Por: Jean Maninat
(A dos años de las revueltas en Chile)
¿Cuál es la metodología para medir la felicidad? ¿Cómo se sabe que un ciudadano va por la vida feliz como una lombriz? ¿Cuánto colma el espíritu que lo básico funcione: el agua, la electricidad, el metro, los supermercados, los museos? Si nos dejamos llevar por los medios de comunicación y las redes sociales, las sociedades que rozan el desarrollo son unas máquinas de producir seres humanos maltrechos, insatisfechos, indignados con su propia suerte de privilegiados en medio de un mundo de excluidos. ¿Qué mejor que destruir los símbolos de los logros de su sociedad y de ellos como beneficiarios para disipar su culpa? Candela, candela, yo quiero candela.
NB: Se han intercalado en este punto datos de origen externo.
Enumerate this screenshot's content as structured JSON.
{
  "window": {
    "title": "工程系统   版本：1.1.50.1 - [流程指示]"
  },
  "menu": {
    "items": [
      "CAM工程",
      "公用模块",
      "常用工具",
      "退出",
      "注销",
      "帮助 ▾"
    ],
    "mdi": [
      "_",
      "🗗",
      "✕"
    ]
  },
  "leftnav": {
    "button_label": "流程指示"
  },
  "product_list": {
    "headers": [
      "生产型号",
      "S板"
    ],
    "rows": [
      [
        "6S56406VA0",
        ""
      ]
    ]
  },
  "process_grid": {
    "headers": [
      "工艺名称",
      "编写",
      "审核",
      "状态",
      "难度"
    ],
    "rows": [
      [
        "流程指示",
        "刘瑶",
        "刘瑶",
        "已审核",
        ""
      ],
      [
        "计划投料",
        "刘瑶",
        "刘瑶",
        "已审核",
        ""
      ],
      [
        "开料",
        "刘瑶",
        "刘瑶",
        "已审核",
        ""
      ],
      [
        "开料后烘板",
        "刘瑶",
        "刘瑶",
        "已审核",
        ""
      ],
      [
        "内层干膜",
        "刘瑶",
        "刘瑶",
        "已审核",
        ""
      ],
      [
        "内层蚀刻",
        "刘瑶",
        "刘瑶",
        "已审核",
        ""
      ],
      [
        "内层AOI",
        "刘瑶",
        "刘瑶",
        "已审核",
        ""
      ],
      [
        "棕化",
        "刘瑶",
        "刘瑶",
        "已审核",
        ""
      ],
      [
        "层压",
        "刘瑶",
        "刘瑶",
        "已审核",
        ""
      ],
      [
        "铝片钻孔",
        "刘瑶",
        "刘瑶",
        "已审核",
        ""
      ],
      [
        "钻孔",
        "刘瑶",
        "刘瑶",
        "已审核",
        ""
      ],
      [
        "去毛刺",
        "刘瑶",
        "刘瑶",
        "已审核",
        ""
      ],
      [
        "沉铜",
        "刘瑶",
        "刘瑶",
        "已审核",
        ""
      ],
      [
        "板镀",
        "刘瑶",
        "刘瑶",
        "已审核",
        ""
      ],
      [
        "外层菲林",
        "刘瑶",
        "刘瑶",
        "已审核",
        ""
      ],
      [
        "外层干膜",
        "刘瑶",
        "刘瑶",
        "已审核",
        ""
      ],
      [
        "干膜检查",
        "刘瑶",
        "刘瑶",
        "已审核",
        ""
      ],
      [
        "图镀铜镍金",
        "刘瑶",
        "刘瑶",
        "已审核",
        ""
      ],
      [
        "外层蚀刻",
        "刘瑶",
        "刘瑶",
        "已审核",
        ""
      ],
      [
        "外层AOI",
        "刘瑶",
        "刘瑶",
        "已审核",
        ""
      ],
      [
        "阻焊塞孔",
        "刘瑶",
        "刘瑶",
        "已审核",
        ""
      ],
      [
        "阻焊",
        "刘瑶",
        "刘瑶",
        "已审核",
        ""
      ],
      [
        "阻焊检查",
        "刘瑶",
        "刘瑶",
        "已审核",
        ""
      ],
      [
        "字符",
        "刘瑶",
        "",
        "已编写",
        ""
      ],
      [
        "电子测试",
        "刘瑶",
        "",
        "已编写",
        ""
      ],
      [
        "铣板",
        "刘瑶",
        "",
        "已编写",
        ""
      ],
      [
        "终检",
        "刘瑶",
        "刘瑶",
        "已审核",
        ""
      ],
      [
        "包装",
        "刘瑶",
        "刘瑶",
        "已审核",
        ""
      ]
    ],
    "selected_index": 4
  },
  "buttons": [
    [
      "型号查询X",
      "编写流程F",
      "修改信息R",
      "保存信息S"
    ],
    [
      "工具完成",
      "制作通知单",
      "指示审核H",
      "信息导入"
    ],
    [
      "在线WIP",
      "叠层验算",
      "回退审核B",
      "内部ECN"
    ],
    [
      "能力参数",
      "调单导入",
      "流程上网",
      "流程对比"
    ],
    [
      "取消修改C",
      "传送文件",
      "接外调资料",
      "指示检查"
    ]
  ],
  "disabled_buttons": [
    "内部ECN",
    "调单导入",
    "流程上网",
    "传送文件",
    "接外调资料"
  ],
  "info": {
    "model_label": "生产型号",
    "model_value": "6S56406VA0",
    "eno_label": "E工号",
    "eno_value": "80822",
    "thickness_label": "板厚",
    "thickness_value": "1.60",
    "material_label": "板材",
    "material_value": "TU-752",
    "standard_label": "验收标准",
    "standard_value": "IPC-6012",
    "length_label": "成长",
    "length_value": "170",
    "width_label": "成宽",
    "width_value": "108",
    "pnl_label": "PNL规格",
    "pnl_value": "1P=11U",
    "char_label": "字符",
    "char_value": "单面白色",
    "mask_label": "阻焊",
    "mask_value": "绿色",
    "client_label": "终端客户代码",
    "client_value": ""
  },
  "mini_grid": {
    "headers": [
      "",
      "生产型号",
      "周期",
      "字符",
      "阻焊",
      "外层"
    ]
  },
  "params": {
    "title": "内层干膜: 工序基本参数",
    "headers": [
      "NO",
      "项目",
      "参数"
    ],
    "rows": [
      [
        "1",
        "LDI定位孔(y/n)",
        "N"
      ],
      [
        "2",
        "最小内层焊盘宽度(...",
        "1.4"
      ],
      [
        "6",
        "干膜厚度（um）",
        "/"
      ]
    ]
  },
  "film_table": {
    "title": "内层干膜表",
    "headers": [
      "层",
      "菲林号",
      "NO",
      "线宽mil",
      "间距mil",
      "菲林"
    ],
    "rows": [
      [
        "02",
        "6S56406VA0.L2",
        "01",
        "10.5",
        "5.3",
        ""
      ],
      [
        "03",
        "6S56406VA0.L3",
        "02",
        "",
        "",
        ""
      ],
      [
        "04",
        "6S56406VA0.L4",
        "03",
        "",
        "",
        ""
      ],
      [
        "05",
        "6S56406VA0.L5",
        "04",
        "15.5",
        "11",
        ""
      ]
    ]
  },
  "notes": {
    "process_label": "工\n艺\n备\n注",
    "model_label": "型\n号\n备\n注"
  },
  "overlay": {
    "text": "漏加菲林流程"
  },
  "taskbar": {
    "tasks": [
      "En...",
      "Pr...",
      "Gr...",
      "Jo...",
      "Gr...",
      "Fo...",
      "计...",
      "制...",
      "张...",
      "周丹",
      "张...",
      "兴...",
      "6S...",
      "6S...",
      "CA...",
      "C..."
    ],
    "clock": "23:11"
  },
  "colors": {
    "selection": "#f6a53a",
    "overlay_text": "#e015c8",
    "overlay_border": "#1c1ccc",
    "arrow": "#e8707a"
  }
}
Digamos, balbuceando, y a riesgo de ser corregidos antes de terminar de teclear la frase, ni en las regiones más abandonadas de África, o de Asia, uno ve a sus habitantes destruyendo las escasas fuentes de agua potable, los escuetos sembradíos, las escuálidas tiendas de abastos, el fantasmagórico ganado que hace como si pastara en medio de la tierra seca, para protestar contra la inequidad del mundo y la malograda parte en el reparto de la torta que les tocó.
No hay quema de pateras en costas de África del Norte para protestar la dureza de las leyes migratorias europeas. Ni en Cuba se queman públicamente los teléfonos celulares como protesta por el racionamiento del Internet. Lo poco que se tiene, a duras penas, se valora y se cuida, sobre todo, si anuncia un respiro en la vida.
Pero no así en este continente que una vez fue inmensamente feliz antes de la madriza que continúa hasta nuestros días con los “eurogringros”. (Son los gringos que descienden de europeos, no confundir con los “afrogringos” que descienden de africanos, ni de los “latingringos” que descienden de, de… Rómulo y Remo, pero todos están algo sobresaltados).
Aquí, en la región, los indignados con la prosperidad destruyen -a nombre de la inclusión- los transportes públicos de la ciudadanía trabajadora, los bancos donde sus padres guardaron los ahorros para sus estudios, los parques de sus hermanos menores, las iglesias de los creyentes, los supermercados de todos, los liceos públicos donde estudiaron y pare usted de contar, o agregue algo más si es su gusto. La piromanía, vestida de progresismo y enaltecidos ideales de justicia e inclusión.
Los países emergentes apenas empiezan a sacar la nariz de las aguas estancadas del subdesarrollo, solicitan membresía en el otrora exclusivo club de la OECD, desoyendo la advertencia de Marx, Groucho, según la cual, “Jamás pertenecería a un club que me aceptase como socio”. En llegando les aplican el Coeficiente Gini y ya están de plano entre los últimos de la clase. Tanto nadar para morir en una estadística. Les falta imaginación.
Fíjense, podríamos instituir varios y especializados coeficientes de insatisfacción, de desigualdad: el coeficiente Nike, o Adidas, o Gap, dependiendo de la ropa que vistan -o desvistan- el día de la protesta, o el coeficiente iPhone, Samsung, Huawei dependiendo del smartphone con el que convoquen a sus allegados para quemar y pillar, o el coeficiente de imbecilidad biométrico que expresan sus muecas y aullidos cuando celebran las columnas de humo que sus acciones desataron.
O simplemente, el coeficiente cretino que reflejan sus rostros cuando, al final de la jornada, rememoran sus fechorías incendiarias resguardados en la seguridad amniótica que les ofrece el espejo incendiado de sus ensueños revolucionarios en el baño de papá y mamá, mientras su lumbre dure.